Das ist mein Riff

Am Sonntag, 16. Mai 2021, um 13 Uhr ist Thilo Krause Gast bei Manfred Papst. Krause ist bekannt geworden mit seinen Dichtungen, die durch Musikalität und Gedankentiefe bestechen. Mit Elbwärts legt er seinen ersten Roman vor.
Er habe aber bereits vor diesem Roman seine Schubladen mit Prosa gefüllt. Und in Bezug auf die Initialzündung zu seinem Roman meint er: «Es hat mich gefunden, ich habe zu schreiben begonnen – und dann war der Ton da.» Diesem Ton – lyrisch, behutsam, dicht und doch unprätentiös – hört man gerne zu.

Die drei vorgetragenen Passagen geben denn auch einen guten Einblick in seinen Roman. Der Ich-Erzähler kehrt zurück in seine alte Heimat in der Sächsischen Schweiz. Er zieht mit Christina und der kleinen Tochter in ein Haus, treibt sich aber die meiste Zeit im Wald und auf Felsen herum und schaut «von seinem Riff» aus auf sein neues Zuhause und auf das von Vito, seinem damaligen Schulfreund. Mit Vito ist er schon damals immer im Wald herumgestromert. Auch nach dem verhängnisvollen Kletterunfall, bei dem Vito ein Bein verloren hat, sind die beiden auf den Felsen anzutreffen. Der erwachsene Ich-Erzähler will an diese Freundschaft anknüpfen, wird aber durch Schuldgefühle daran gehindert. Erst mit der Zeit gelingt die Kontaktaufnahme – und Christina glaubt nach wie vor, sie seien nur «wegen der Apfelbäume» in diese Gegend gezogen.

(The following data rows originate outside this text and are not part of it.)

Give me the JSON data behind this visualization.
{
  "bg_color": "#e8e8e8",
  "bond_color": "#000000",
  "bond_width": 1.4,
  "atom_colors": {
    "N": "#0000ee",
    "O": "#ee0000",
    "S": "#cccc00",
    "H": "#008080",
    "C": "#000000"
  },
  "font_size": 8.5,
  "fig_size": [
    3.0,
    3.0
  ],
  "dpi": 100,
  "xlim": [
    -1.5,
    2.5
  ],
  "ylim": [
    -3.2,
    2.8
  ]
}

Es geht also um Schuldverstrickung, aber wohl auch um Neid. Denn Vito ist dort geblieben, er ist quasi dort kleben geblieben – er kann sich ja auch nicht mehr recht fortbewegen wegen seines amputierten Beins. Er beneidet den Ich-Erzähler, der sich getraut hat wegzugehen, dem in der Fremde aber klar wird, dass ihn etwas in die alte Heimat zurückzieht. Da kommt der Neid auf den Daheimgebliebenen.

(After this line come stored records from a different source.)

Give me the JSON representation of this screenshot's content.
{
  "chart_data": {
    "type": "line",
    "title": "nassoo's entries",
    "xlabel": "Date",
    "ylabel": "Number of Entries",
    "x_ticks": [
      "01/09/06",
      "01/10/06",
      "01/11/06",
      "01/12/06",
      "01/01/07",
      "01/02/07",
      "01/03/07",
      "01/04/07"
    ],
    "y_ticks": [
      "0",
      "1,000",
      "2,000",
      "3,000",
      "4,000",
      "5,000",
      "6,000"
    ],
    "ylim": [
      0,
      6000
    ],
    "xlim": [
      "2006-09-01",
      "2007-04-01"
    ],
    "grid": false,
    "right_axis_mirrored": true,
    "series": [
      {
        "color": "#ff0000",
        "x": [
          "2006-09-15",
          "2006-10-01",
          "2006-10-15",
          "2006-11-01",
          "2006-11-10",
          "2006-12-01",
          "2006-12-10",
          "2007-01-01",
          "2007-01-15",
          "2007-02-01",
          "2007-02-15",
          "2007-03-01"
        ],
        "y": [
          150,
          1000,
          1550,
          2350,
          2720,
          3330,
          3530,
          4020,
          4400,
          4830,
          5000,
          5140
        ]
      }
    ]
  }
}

Bevor Thilo Kraus zum Abschluss einen längeren Abschnitt liest und uns erzählt, wie der Ich-Erzähler zusammen mit dem handicapierten Vito mit einem Moped und einer Sackkarre in den Wald fährt, spricht Manfred Papst die unglaubliche Zärtlichkeit des Ich-Erzählers gebenüber seiner Tochter an. Dies führt zur Frage: «Du bist selbst Vater. Hat dieser Umstand dein Leben, dein Schreiben verändert?» Thilo Krause pflichtet ihm bei. Es sei in der Tat so, dass er erst richtig zu einem Autor geworden sei, seit er Kinder habe. Er habe dadurch einen anderen Blick auf die Welt bekommen. Es reiche nicht mehr, Nihilist zu sein, man könne nicht mehr ausweichen, man werde mit vielen Sachen konfrontiert, werde quasi im positiven Sinn aus der Komfortzone geschoben.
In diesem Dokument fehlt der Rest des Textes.